Given a rod of length n inches and a table of prices pi for i = 1, 2,... n, determine the maximum revenue rn obtainable by cutting up the rod and selling the pieces.

Bottom_Up_Cut_Rod(p, n)
1 let r[0...n] be a new array
2 r[0] = 0
3 for j = 1 to n
4 q = -infinity
5 for i = 1 to j
6 q = max(q; p[i] + r[j - i])
7 r[j] = q
8 return r[n]

Implementation

#include <iostream>
#include <algorithm>

using namespace std;

int RodCut(long long P[],long long n)
{
    long long r[n];
    r[0]=0;
    for(long long j=0;j<n;j++)
    {
         long long q = -100000;
         for(long long i=0;i<j;i++)
         {
             q = max(q , P[i] + r[j-i]);
         }
         r[j] = q;
    }

    return r[n];
}

int main()
{
    long long num;
    long long N;
    long long K;

    cin>>N;

    long long a[N];
    for (long long i = 0; i < N; i++)
    {
        cin>>num;
        a[i] = num;
    }

    int res = 0;
    res = RodCut(a,N);

    cout<<"Answer : "<<res;

    return 0;
}

My input is 1 5 8 9 10 17 17 20 24 30, but output is 2686348. What is wrong with my code?

Answer 1

There are two things. One is returning r[n], which should be r[n-1]. Second, start j from 1 to n, since r[0] is getting replaced with -100000 in the first round.

Also, r[0] should be P[0]; i.e. you'll atleast make P[0] money given a rod with length 1.

Also, note that q should be P[j], thats the minimum you'll make.

So assuming the array is P[0..n] // not including n
and r[0..n] is your memo for applying DP

foreach index from (0..n] // not including n
    r[index] = P[index]
    foreach splitIndex from (0..index] // not including index
        r[index] = max(r[index], P[splitIndex] + r[index-splitIndex-1]
return r[n-1]

Answer 2

There are several issues. You want the main loop to go from j = 1 to n, because it represents the best you can do using j elements.

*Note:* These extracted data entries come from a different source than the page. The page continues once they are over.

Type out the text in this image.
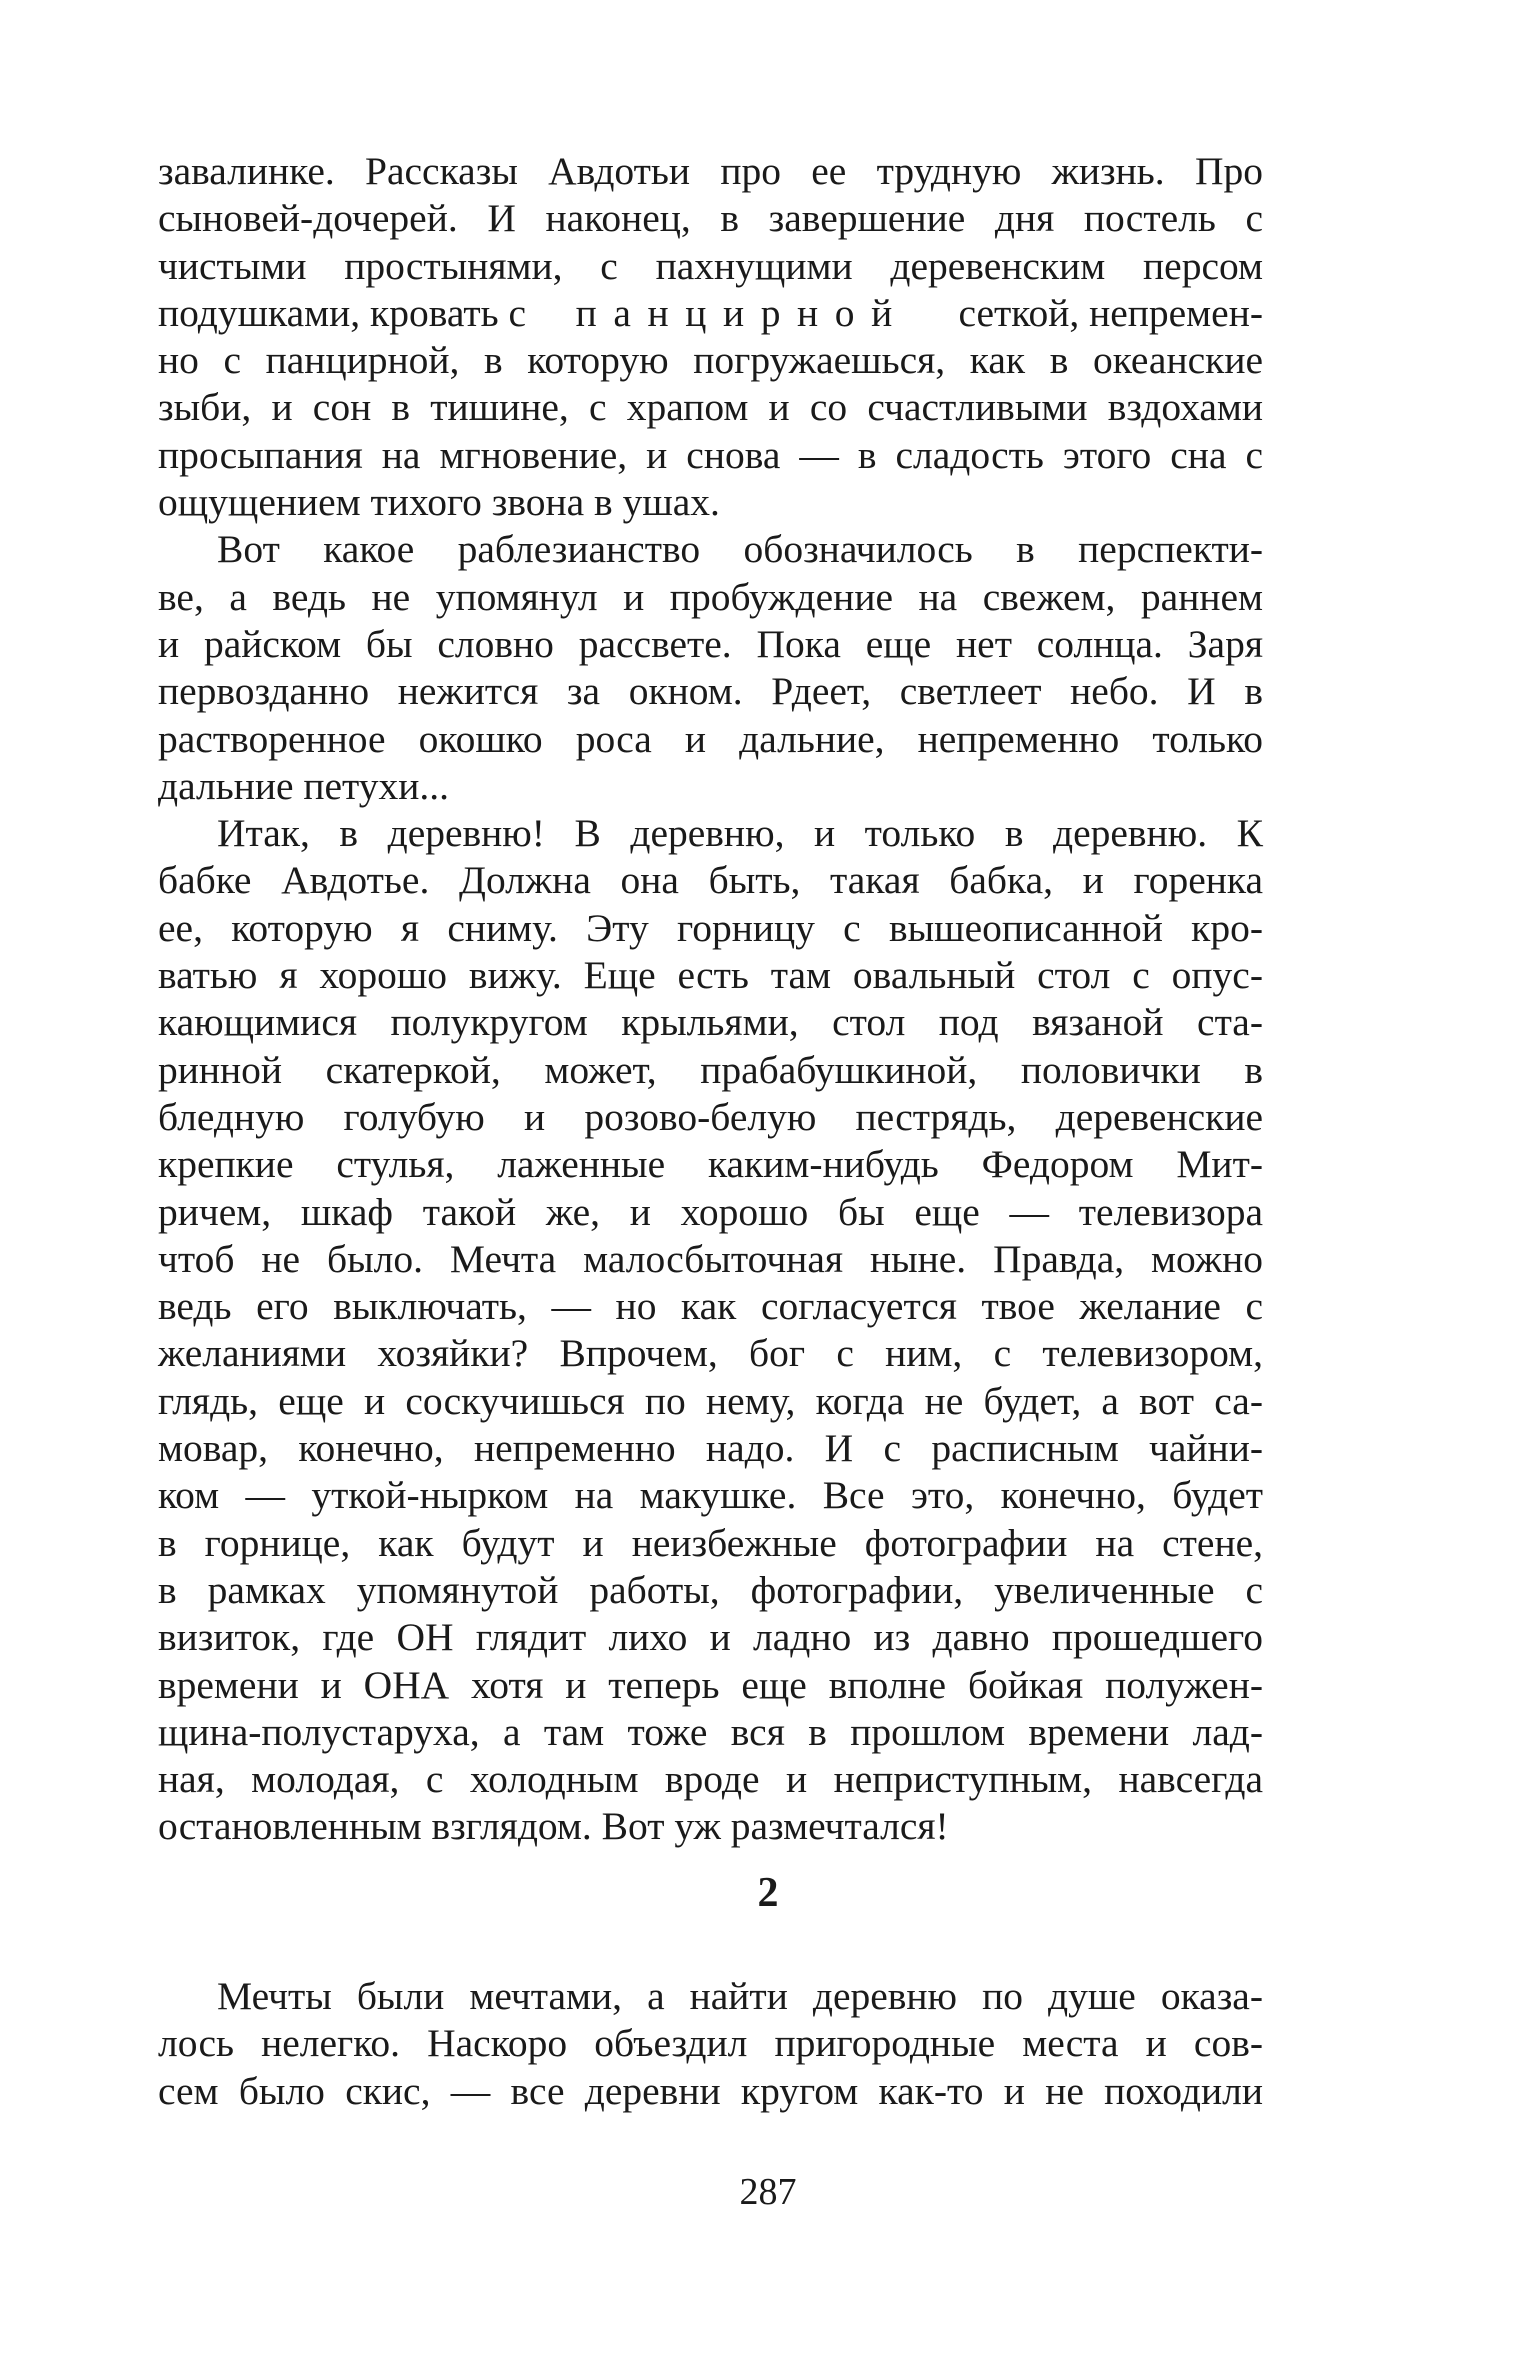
завалинке. Рассказы Авдотьи про ее трудную жизнь. Про
сыновей-дочерей. И наконец, в завершение дня постель с
чистыми простынями, с пахнущими деревенским персом
подушками, кровать с панцирной сеткой, непремен-
но с панцирной, в которую погружаешься, как в океанские
зыби, и сон в тишине, с храпом и со счастливыми вздохами
просыпания на мгновение, и снова — в сладость этого сна с
ощущением тихого звона в ушах.
Вот какое раблезианство обозначилось в перспекти-
ве, а ведь не упомянул и пробуждение на свежем, раннем
и райском бы словно рассвете. Пока еще нет солнца. Заря
первозданно нежится за окном. Рдеет, светлеет небо. И в
растворенное окошко роса и дальние, непременно только
дальние петухи...
Итак, в деревню! В деревню, и только в деревню. К
бабке Авдотье. Должна она быть, такая бабка, и горенка
ее, которую я сниму. Эту горницу с вышеописанной кро-
ватью я хорошо вижу. Еще есть там овальный стол с опус-
кающимися полукругом крыльями, стол под вязаной ста-
ринной скатеркой, может, прабабушкиной, половички в
бледную голубую и розово-белую пестрядь, деревенские
крепкие стулья, лаженные каким-нибудь Федором Мит-
ричем, шкаф такой же, и хорошо бы еще — телевизора
чтоб не было. Мечта малосбыточная ныне. Правда, можно
ведь его выключать, — но как согласуется твое желание с
желаниями хозяйки? Впрочем, бог с ним, с телевизором,
глядь, еще и соскучишься по нему, когда не будет, а вот са-
мовар, конечно, непременно надо. И с расписным чайни-
ком — уткой-нырком на макушке. Все это, конечно, будет
в горнице, как будут и неизбежные фотографии на стене,
в рамках упомянутой работы, фотографии, увеличенные с
визиток, где ОН глядит лихо и ладно из давно прошедшего
времени и ОНА хотя и теперь еще вполне бойкая полужен-
щина-полустаруха, а там тоже вся в прошлом времени лад-
ная, молодая, с холодным вроде и неприступным, навсегда
остановленным взглядом. Вот уж размечтался!
2
Мечты были мечтами, а найти деревню по душе оказа-
лось нелегко. Наскоро объездил пригородные места и сов-
сем было скис, — все деревни кругом как-то и не походили
287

You should stick to using either ints or long longs.

int r[n+1];
r[0]=0;

// Calculate best we can do with j elements
for(int j=1;j<=n;j++) {
    int q = -100000;
    for(int i=0;i<j;i++) {
        q = max(q , P[i] + r[j-i-1]);
    }
    r[j] = q;
}

return r[n];

This seems to give me the right solution for a variety of inputs.